Im 18. Jahrhundert, als der Handel Moskaus mit dem Ausland hauptsächlich über Petersburg stattfand, begann sich die Bolshaya Lubyanka, damals bekannt als Sretenska, zu verändern. Hier entstanden Höhlen wohlhabender Familien, wie den Fürsten Golizyn und Volkonsky. Ab 1737 pachteten die Chovanskys das Anwesen des Podvorje des Makariyev Klosters in Zheltovodsk für 50 Jahre. Im Inneren des Hofes befanden sich Paläste, die Zäune führten zur Bolshaya Lubyanka, und die Gärten zur Malaya. Diese Anordnung blieb bis fast zu Beginn des 19. Jahrhunderts erhalten.
Bis zur Mitte des 19. Jahrhunderts wurden alle Besitztümer in diesem Viertel rentabel. Das Kloster wurde 1868 aufgelöst und erst 1883 wiederhergestellt. Die Gebäude des Podvorje wurden vermietet, und entlang der Straße wurde ein zweigeschossiges Mietshaus errichtet. Die niedriggeschossige Bebauung rettete das Viertel vor dem mehrgeschossigen Bau Ende des 19., Anfang des 20. Jahrhunderts, da es an der Bolshaya Lubyanka keinen Platz mehr für neue Bauten gab.
In den 1920er Jahren ging das gesamte Viertel, einschließlich der Besitztümer 12, 14, 16, 18 und 20, unter die Verwaltung des OGPU. Für den Bau des Komplexes "Dynamo" wurde das Anwesen der Golizyn (Nr. 12), in dem sich das III. Moskauer Gymnasium befand, abgerissen, und im Anwesen Nr. 18 entstand ein Anbau für die Druckerei benannt nach Woroschilow. In den 1970er Jahren wurde die gesamte Bebauung der B. Lubyanka, 20 und teilweise 18, abgerissen, um ein Verwaltungsgebäude des KGB zu errichten. Die Besitztümer 16 und 14 blieben erhalten.
Die Untersuchungen des Hauses 16, k.3 in der B. Lubyanka Straße wurden erstmals 1995 durchgeführt. Bis zu diesem Zeitpunkt gehörte der Komplex dem KGB, und es war unmöglich, das Gebäude, das sich im Inneren des Hofes befand, zu untersuchen. Nach dem Wechsel des Mieters entdeckten die Fachleute im Fundament des ehemaligen Hauptanwesens Paläste aus dem 17. Jahrhundert mit einer dreiteiligen Grundrissstruktur, Gewölben und Fragmenten der Fassadendekoration.

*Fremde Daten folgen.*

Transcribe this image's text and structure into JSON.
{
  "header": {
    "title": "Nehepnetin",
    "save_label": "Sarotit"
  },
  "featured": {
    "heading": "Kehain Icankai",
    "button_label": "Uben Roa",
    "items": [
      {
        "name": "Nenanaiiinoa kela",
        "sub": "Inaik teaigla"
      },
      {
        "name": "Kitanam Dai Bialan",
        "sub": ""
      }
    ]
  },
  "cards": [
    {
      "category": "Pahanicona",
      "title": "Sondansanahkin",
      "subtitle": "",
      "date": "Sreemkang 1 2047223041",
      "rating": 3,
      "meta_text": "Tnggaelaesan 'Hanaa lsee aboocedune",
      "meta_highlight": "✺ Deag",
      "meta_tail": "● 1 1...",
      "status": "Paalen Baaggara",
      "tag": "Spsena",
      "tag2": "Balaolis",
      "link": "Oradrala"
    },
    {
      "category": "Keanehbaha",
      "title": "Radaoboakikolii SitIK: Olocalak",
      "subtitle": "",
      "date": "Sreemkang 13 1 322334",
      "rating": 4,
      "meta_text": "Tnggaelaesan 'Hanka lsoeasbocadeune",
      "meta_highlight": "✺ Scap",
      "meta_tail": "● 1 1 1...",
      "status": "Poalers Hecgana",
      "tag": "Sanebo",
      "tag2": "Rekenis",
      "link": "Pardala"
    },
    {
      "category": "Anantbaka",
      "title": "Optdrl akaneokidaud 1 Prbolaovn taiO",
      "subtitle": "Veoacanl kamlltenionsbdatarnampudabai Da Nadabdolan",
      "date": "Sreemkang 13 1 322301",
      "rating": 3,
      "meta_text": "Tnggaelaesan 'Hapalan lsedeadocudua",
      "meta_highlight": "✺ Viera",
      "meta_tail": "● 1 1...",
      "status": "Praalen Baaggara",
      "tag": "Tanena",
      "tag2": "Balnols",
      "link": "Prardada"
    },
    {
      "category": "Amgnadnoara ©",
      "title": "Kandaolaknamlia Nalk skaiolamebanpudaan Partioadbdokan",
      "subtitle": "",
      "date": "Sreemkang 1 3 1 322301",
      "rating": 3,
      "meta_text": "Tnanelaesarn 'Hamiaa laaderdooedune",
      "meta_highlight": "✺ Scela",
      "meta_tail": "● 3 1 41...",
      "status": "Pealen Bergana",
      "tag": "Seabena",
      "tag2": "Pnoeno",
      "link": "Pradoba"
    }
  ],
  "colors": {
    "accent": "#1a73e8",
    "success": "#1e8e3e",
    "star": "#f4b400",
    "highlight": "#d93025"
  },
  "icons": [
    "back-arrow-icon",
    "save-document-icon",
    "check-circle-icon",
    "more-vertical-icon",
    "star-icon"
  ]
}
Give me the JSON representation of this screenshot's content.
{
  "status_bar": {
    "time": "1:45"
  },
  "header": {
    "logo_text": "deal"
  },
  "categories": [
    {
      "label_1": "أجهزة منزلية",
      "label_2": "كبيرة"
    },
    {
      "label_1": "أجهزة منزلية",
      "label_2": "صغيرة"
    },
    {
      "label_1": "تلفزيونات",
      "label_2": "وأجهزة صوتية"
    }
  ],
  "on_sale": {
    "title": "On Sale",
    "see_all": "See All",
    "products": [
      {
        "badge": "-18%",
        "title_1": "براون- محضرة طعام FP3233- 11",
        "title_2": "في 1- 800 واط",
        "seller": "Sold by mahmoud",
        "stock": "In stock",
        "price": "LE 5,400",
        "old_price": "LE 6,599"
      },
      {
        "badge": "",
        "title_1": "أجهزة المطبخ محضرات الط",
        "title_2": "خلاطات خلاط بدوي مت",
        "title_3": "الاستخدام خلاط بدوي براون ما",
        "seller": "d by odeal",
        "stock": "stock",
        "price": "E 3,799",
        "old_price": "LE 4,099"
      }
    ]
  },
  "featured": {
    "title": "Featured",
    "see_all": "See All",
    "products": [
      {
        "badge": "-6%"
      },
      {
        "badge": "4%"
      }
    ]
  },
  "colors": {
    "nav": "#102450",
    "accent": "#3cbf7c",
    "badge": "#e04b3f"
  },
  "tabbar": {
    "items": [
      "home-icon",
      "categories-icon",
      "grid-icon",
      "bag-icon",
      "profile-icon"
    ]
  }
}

Die Grundrissgestaltung der Paläste gehört zum Typ "mehrzimmerig, mit Fluren in Form eines Korridors". Auf jeder der beiden alten Etagen befinden sich vier Paläste: je zwei auf jeder Seite des Flurs, der sich über die gesamte Breite des Gebäudes erstreckt. Die Paläste im Erdgeschoss sind mit geschlossenen und kastenförmigen Ziegelgewölben überdeckt. Die Gewölbe mit Schalungen sind auch in drei Räumen der zweiten Etage erhalten geblieben.
An der Außenseite des Gebäudes wurden Elemente der Dekoration und Konstruktionen aus dem 17. Jahrhundert gefunden: Im zweiten Stock der Westfassade sind Fragmente von Fensterrahmen mit Abschlüssen in Form von zerrissenen Giebeln, die in die Gesims eindringen, und abgehauenen Lappen erhalten geblieben. Der Ziegel trägt die Markierung "D", die für die 1680er Jahre charakteristisch ist.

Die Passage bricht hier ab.